O tym, że jego partyjne notowania były wysokie, świadczy fakt że dzień po konwencji, nowo wybrana szefowa partii z pierwszą wizytą przyjechała właśnie do Poznania i tutaj zorganizowała pierwszą swoją konferencję prasową. Miejsce i problematykę podpowiedział jej Tomasz Lewandowski. Czerwony autobus zaparkował przed kamienicą przy ul. Stolarskiej, która była dwa lata okupowana przez lokatorów i anarchistów. Lewandowski perorował przed kamerami o dręczeniu lokatorów, o odcinaniu im mediów, o trzymaniu ich w niepewności, braku wypowiedzeń umów najmu, straszeniu, nachodzeniu i nękaniu. Barbara Nowacka wtórowała mu gorliwie, gratulowała poznańskiej lewicy zaangażowania w obronę lokatorów, a kamienicę na Stolarskiej określiła jako symbol cwaniactwa, a podobno nawet jako symbol bandytyzmu i nieuczciwości właścicieli oraz administratorów.

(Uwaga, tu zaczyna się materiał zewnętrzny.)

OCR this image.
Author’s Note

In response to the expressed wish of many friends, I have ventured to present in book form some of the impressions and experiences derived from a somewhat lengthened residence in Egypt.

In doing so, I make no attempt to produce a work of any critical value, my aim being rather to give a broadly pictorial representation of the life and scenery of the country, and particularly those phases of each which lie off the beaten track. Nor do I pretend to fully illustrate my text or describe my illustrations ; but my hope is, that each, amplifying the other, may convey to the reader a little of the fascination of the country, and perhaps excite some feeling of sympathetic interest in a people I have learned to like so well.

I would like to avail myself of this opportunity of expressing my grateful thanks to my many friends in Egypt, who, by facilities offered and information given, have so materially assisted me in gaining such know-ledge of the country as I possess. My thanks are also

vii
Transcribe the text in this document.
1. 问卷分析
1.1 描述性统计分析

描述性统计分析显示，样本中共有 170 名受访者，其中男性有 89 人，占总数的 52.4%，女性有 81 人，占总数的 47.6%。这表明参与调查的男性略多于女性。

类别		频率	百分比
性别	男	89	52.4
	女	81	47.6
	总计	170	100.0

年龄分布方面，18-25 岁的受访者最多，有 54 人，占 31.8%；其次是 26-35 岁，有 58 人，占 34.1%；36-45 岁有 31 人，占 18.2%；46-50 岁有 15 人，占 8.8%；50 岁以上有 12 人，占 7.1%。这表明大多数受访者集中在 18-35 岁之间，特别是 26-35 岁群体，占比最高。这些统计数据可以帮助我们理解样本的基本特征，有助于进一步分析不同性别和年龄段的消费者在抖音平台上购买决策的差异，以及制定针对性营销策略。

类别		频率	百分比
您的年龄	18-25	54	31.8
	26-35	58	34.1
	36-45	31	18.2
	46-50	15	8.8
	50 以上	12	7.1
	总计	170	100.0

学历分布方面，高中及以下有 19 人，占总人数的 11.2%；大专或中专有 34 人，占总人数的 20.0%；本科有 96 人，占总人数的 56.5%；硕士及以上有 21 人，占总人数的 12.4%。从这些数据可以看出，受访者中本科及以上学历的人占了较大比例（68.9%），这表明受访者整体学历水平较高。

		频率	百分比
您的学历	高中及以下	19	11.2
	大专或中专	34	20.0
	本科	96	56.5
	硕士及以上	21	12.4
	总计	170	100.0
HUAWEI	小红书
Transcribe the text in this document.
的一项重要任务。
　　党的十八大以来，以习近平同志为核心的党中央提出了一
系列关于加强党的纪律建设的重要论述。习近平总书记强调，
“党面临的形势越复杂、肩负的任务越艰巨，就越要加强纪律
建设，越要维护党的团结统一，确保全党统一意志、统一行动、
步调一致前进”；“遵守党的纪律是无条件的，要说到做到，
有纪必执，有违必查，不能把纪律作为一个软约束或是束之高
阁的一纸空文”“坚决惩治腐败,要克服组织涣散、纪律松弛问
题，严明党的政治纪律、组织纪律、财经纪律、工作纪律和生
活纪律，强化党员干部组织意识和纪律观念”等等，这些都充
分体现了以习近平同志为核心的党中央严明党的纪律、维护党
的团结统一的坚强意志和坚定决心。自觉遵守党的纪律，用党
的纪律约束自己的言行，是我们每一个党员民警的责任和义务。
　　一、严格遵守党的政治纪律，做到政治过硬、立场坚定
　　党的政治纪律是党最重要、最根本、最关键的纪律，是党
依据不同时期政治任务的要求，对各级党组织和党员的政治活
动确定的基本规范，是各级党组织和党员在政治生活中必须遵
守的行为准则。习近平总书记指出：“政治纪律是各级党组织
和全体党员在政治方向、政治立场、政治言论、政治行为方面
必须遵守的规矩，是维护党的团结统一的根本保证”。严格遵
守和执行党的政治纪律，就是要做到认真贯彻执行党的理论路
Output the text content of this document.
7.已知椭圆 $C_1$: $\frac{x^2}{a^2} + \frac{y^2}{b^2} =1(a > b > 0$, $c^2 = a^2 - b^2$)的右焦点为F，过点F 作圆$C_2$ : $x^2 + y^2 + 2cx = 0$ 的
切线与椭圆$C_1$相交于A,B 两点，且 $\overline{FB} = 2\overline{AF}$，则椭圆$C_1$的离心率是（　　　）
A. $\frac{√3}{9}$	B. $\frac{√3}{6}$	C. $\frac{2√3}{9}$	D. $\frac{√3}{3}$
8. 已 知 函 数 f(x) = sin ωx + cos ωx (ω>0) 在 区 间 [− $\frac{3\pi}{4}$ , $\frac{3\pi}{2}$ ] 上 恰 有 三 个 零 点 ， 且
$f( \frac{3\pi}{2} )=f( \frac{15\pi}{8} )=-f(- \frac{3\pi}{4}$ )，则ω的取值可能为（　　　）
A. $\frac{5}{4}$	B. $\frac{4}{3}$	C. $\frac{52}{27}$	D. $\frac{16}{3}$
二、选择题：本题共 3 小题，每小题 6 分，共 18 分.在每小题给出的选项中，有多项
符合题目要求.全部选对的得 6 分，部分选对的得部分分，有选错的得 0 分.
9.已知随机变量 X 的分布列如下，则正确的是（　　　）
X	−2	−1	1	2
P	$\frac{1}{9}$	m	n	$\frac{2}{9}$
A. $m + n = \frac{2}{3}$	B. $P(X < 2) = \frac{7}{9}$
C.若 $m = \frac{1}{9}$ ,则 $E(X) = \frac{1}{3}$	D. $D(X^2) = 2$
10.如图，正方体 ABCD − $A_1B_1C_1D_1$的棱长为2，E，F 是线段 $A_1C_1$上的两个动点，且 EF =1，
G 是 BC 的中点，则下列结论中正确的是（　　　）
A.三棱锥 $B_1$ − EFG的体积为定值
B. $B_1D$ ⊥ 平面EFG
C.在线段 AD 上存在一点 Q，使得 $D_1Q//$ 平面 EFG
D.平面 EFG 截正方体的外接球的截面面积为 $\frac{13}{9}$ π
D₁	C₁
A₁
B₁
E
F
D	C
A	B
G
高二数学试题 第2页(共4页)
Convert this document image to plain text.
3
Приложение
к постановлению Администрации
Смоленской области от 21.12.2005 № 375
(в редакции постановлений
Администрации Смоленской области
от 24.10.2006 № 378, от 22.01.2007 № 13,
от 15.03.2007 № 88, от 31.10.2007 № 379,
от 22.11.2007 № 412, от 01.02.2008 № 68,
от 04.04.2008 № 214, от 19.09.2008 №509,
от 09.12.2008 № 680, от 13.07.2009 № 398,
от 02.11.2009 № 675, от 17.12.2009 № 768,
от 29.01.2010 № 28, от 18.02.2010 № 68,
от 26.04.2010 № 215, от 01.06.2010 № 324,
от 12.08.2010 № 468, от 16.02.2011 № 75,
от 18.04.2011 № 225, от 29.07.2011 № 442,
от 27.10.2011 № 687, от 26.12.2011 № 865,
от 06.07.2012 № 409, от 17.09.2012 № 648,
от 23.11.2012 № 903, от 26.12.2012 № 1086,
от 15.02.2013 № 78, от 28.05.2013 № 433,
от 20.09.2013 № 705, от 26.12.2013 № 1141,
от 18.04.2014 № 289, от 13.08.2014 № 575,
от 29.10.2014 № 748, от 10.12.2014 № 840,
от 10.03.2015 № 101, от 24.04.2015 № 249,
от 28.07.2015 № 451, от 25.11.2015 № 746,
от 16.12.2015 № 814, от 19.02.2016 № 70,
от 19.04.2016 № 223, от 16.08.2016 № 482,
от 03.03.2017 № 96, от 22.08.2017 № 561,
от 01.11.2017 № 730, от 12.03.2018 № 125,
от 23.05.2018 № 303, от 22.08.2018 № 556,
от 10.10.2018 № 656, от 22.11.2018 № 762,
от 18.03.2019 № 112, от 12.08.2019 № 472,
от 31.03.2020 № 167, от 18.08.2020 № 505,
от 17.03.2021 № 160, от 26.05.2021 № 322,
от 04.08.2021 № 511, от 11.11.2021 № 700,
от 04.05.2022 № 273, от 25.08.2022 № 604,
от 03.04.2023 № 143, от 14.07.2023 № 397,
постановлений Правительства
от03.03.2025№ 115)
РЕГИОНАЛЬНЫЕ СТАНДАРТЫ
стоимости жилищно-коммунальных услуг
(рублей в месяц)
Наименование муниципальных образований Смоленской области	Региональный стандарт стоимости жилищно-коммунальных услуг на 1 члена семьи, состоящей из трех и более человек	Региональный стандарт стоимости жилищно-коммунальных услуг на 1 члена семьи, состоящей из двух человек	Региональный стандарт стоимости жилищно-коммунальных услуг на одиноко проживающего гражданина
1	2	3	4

Już w następnym dniu do sztabu Zjednoczonej Lewicy i do Barbary Nowackiej wpłynęły pisma pokazujące prawdziwy wymiar tej sytuacji. Pisaliśmy zresztą o tym jako pierwsi na naszym blogu w poście „Barbara Nowacka kłamie” przed kilkoma dniami, więc teraz tylko krótko. Nowi właściciele administrowali kamienicą zaledwie przez kilka tygodni, potem była dwa lata zablokowana przez lokatorów oraz anarchistów i nie mogli się nawet zbliżyć do swojej własności, a co dopiero uporczywie nękać kogokolwiek. Okazało się także że główny problem dotyczył rodziny profesora Stanisława Kozłowskiego z Uniwersytetu Przyrodniczego, który wraz z żoną i córką zajmował 6 jednostek mieszkalnych, dysponując w tym czasie rodzinną willą w podpoznańskim Przeźmierowie, a w mieszkaniach na Stolarskiej prowadzony był rodzinny interes polegający na wynajmie apartamentów w miejskich, komunalnych mieszkaniach gościom targowym, który to proceder jest oczywiście niedopuszczalny prawnie. Ujawniono także, że mieszkańcy kamienicy oczekiwali po 150.000 zł za każde zwolnione mieszkanie, a także że z czynów jakie działacze lewicy publicznie zarzucali administratorowi ten został prawomocnie uniewinniony, a toczy się jedynie postępowanie o stalking, które też wyraźnie zmierza ku uniewinnieniu (na jednej z najbliższych rozpraw zaplanowane jest przesłuchanie policjanta prowadzącego sprawę, któremu świadkowie zarzucają fałszowanie ich zeznań i nakłanianie ich do fałszywego obciążania administratora).
O tym wszystkim musiał wiedzieć radny Tomasz Lewandowski, który wszak mieszka w Poznaniu, a mieszkalnictwo stanowi jego domenę (jest wszak szefem komisji mieszkalnictwa Rady Miejskiej). Utrzymuje on zresztą zażyłe kontakty z „działaczkami” lokatorskimi, które specjalizują się w publicznym piętnowaniu właścicieli kamienic, a nie robią tego bezinteresownie, przed kilkunastoma dniami na przykład na konto bankowe ich stowarzyszenia wpłynęło 125.000 zł od właściciela kamienicy u zbiegu ul. Paderewskiego i Szkolnej, który zapłacił haracz za jej odblokowanie, gdyż przez dwa lata okupowana była przez anarchistów (podobnie jak wcześniej kamienica przy ul. Stolarskiej).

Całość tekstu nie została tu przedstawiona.